As I reflect on the arch of my ministry, the gestalt of creating and performing music in public has been foundational. Not only does sound resonate in our flesh, music touches our emotions and minds, too. How we respond, consciously as well as beneath and beyond our consciousness, is a marvelous
mystery that holds the potential for healing. I thought of this last night after a few hours of working together with musicians I love, trust and respect. Two truths strike me as useful to note:
+ First, jazz master Wynton Marsailis has noted that the trust and disciplined intuition of musical comrades on the bandstand simultaneously creates an experience of vulnerability and cooperation among the players; and, shows the audience what is possible in a world where listening, commitment and creativity are blended with respect and joy. When performers are in the groove, when each and all are hearing what is taking place in the moment while anticipating the possibilities of what might yet develop, a synergy happens that is mystical. The players are energized, lifted into a place of beauty greater than their individual gifts and possibilities, that is pure grace. It is a prospect impossible to own or control yet always anticipated, if only in the most amorphous way. At the same time, those who are experiencing the blessing of the bandstand can find themselves equally strengthened and renewed. The skill and shared compassion of the players is contagious for those who are willing to be touched. It doesn't happen at every performance. The realities of both musicians and audience always shape what is experienced, as well. But when the stars are aligned in a way beyond comprehension, heaven and earth meet as hope and justice embrace in a kiss.
+ Second, once the miracle of the bandstand is encountered, it cannot be denied. It can be forgotten or ignored. It can be dismissed or denigrated as emotionalism or manipulation. But for the pure of heart, when music touches our hearts as pure gift, sensuality and spirituality become real. We know beyond words that solidarity is possible and compassionate trust is the way through the darkness. Even mistakes can lead to new discoveries for those listening well and willing to use their skills with love.
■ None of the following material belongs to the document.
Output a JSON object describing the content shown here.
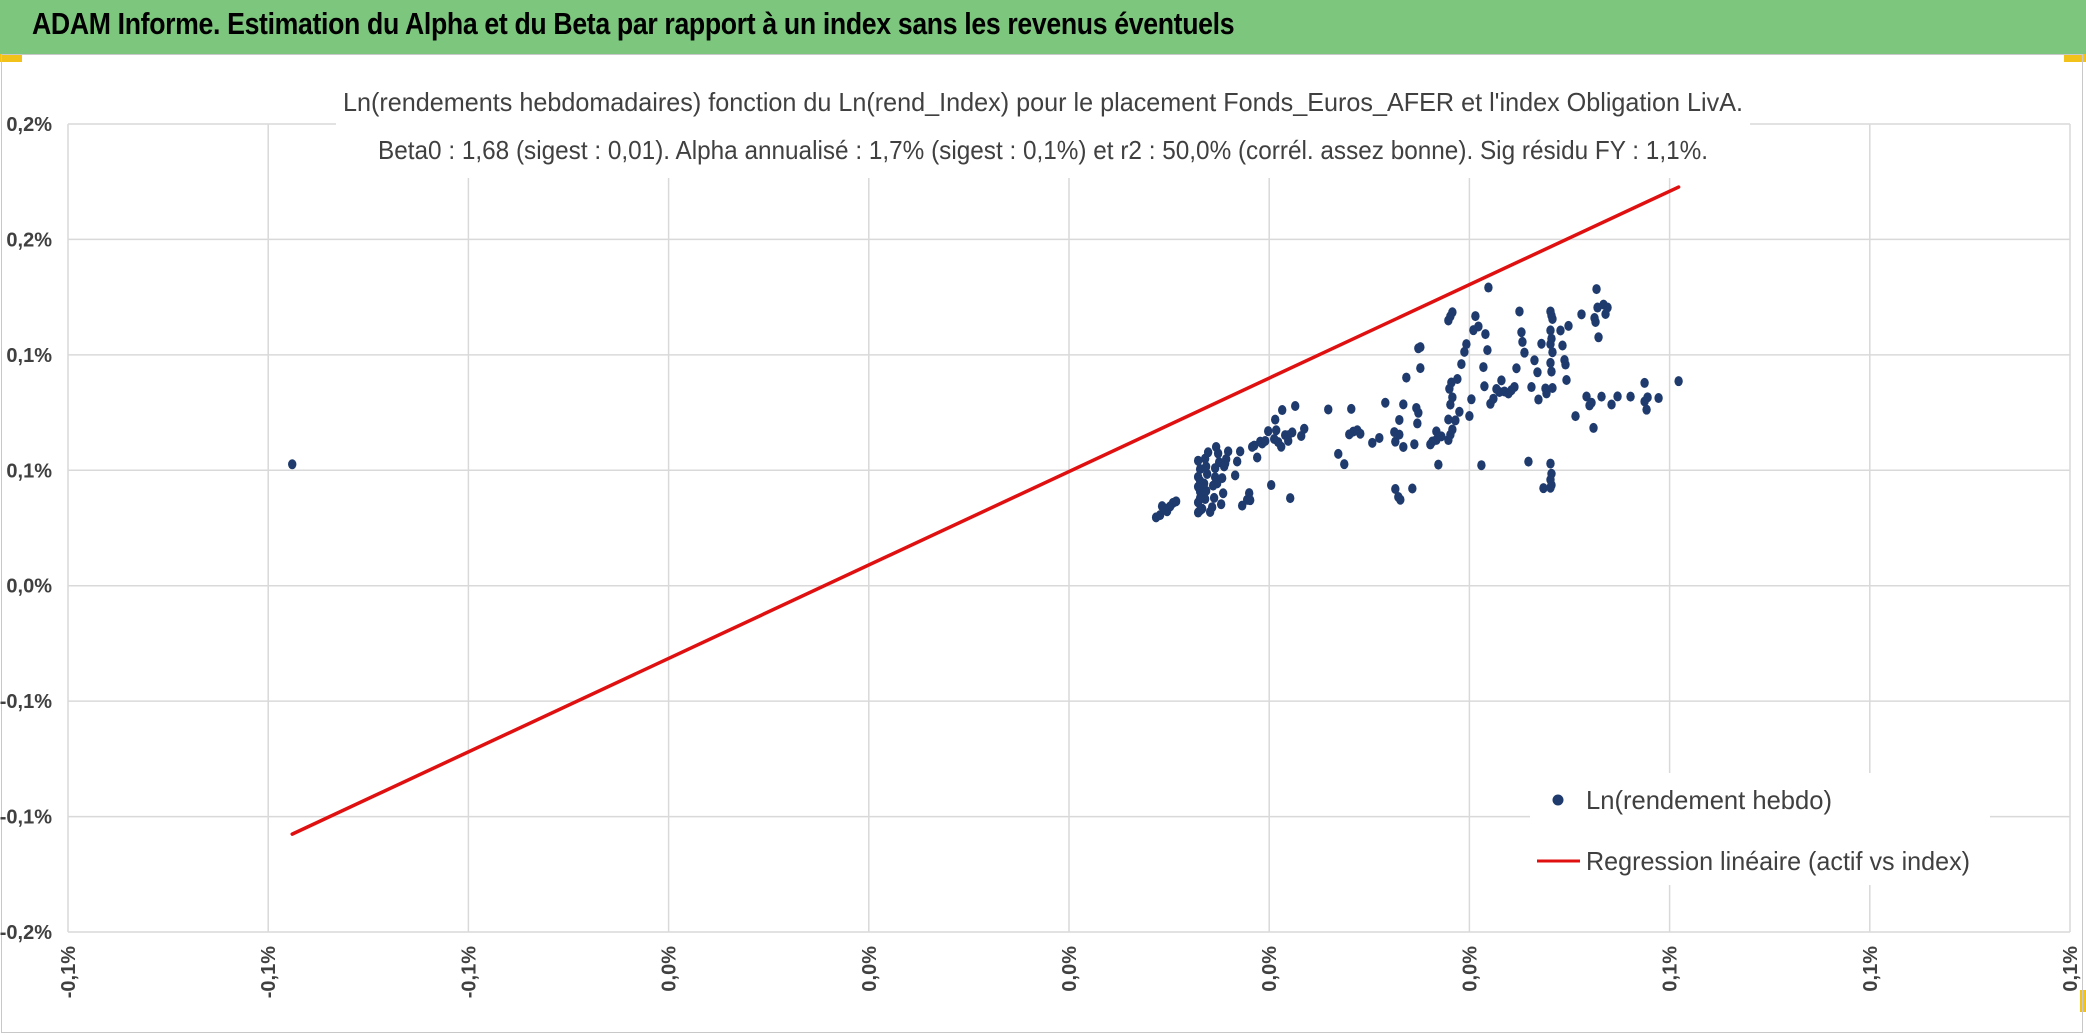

Jazz pianist Herbie Hancock tells of a time in Paris with the Miles Davis band that he was playing a well rehearsed tune when out of nowhere he hit a clunker. Davis looked at him out of the corner of his eye and proceeded to echo the wrong note on his trumpet. Miles made the chord "right" in a way that turned Hancock's mistake into a new road to explore. Davis covered the slip-up with humor, grace, respect and genius - and Hancock learned what grace can mean in life.
Please don't misunderstand: I am not saying that those who have tasted this forgiveness in music are consistent in sharing it. We're not. Such is the human condition. Rather, what I know is that when my errors in playing are accepted and transformed into something beautiful by my band mates, I have been schooled in grace. I have been taught the way of gratitude. And it is up to me to pass on to others as good as I have been given. And that continues to be why I insist on doing music in church - and beyond. When we taste and see, we are forever transformed.
As our small jazz ensemble of vocalists, guitar players, piano maestro and bass player prepare for our January 7, 2018 gig, I give thanks to God for what I have experienced. I pray, too that we might share it in a way that is palpable and true.